The Technology Question
The Luddite Question reclaims the actual Luddites as skilled workers opposing the capture of automation's gains by owners — not anti-technology but anti-exploitation. The pattern repeats: who captures the gains from the machines? The pizza effect (cultural practices abstracted and commodified) shows the same dynamic applied to culture itself.
Subculture Fragmentation traces how the internet made opting out of mainstream culture viable, creating psychologically healthier niche communities at the cost of shared reality. Universal Culture argues that what's spreading globally isn't Western culture but universal culture — the collection of practices that outcompete all alternatives in an open marketplace — which ate Western culture first.
The Moral Landscape
Aztec Virtue Ethics offers a genuinely different moral framework: the slippery earth, rootedness over perfection, virtue as cooperative practice rather than individual achievement. The connection to Cultural Evolution is direct: the locus of wisdom is the community, not the individual. Medieval Warfare And Popular History debunks Game of Thrones as medieval — the armies, the logistics, the civilian destruction all belong to the early modern period, and the "brutal past" narrative creates a dangerous false confidence about the present.

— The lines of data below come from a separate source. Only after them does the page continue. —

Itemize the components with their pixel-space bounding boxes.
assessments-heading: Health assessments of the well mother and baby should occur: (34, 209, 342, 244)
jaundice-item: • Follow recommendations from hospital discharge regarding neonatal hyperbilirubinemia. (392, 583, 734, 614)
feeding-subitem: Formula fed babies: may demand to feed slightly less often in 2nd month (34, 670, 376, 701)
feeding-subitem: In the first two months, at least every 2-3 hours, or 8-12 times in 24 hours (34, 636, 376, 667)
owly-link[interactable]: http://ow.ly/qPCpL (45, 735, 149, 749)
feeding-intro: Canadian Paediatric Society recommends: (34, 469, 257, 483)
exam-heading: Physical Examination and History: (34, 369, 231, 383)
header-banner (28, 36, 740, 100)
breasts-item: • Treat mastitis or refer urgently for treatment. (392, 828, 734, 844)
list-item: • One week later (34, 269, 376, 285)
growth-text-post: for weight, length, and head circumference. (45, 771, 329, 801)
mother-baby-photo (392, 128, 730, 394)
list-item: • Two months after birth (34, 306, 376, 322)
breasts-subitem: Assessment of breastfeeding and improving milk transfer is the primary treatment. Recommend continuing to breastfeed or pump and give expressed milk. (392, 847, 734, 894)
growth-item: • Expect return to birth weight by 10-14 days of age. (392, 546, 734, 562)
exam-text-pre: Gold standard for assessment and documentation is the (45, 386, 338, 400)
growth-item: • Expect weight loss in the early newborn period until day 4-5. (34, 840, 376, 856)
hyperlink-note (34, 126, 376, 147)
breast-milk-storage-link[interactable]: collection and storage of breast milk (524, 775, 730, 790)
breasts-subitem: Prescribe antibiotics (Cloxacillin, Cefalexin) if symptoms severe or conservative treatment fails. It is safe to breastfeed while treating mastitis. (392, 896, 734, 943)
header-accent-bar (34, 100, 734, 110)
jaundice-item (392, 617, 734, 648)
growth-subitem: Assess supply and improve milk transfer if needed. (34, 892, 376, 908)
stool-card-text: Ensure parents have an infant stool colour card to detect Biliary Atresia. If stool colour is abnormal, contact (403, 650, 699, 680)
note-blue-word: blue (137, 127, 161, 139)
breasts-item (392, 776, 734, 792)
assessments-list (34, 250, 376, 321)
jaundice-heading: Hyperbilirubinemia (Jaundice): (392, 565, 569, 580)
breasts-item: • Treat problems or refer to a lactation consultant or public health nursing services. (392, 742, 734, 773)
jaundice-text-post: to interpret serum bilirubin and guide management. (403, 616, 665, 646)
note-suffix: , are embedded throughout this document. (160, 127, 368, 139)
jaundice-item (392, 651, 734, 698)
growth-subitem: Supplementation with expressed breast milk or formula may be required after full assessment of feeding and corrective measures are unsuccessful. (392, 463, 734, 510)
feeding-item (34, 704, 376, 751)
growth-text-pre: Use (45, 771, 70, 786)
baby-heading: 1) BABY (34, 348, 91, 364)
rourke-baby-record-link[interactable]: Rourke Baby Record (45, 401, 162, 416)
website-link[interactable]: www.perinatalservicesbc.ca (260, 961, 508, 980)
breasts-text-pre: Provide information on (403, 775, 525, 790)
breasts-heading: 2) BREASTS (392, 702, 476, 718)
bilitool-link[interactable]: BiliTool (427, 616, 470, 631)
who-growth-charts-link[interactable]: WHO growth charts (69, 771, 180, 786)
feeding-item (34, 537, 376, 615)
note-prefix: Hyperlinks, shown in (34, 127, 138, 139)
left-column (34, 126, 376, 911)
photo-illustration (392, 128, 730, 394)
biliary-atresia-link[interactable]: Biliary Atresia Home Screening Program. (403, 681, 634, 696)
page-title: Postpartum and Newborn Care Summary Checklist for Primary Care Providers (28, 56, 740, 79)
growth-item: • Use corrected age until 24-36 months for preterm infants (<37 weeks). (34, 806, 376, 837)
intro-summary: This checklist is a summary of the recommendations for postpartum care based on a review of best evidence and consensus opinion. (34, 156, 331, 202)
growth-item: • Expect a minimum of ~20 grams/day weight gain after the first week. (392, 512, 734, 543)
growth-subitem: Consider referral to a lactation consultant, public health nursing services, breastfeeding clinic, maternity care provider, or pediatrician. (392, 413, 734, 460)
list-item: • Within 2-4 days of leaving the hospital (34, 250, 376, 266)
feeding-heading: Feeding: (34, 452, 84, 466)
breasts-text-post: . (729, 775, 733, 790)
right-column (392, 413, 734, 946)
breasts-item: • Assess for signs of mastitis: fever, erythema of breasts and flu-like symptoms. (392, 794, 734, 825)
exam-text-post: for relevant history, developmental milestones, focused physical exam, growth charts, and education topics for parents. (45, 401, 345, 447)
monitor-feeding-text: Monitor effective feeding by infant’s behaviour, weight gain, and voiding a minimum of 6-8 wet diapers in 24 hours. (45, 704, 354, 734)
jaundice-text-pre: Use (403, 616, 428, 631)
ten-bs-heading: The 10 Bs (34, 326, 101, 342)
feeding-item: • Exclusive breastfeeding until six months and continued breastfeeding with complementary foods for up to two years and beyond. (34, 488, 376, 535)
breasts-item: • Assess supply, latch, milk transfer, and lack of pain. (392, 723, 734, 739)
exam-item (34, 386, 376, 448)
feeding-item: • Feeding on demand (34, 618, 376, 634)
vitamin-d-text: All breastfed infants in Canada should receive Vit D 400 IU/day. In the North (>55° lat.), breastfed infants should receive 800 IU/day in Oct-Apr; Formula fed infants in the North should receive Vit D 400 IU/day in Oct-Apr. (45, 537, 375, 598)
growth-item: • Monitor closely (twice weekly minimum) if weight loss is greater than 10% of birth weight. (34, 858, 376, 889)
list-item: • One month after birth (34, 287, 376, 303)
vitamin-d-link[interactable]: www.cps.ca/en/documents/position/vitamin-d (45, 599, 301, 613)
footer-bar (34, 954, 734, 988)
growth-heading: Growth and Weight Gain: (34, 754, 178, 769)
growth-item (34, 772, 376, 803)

Legibility And Folk Knowledge is the section's most provocative article: gri-gri bullet-proofing powder that works as a coordination mechanism but only because people believe the wrong explanation. Understanding the mechanism destroys it. Some practices require active misunderstanding to function, and making them legible is itself the destructive act.
What Connects Outward
History connects to Emergence through cultural evolution as an emergent process. To Legibility And State Power through the state's appetite for simplification. To AI Alignment through the question of what we lose when we formalize opaque cultural knowledge into training data. To the Bicameral Mind through the idea that even "having a mind" is a cultural invention. And to Scaling Laws and Superexponential Growth through the very long view of human history — where the industrial revolution looks less like the new normal and more like a spike that may or may not be sustained.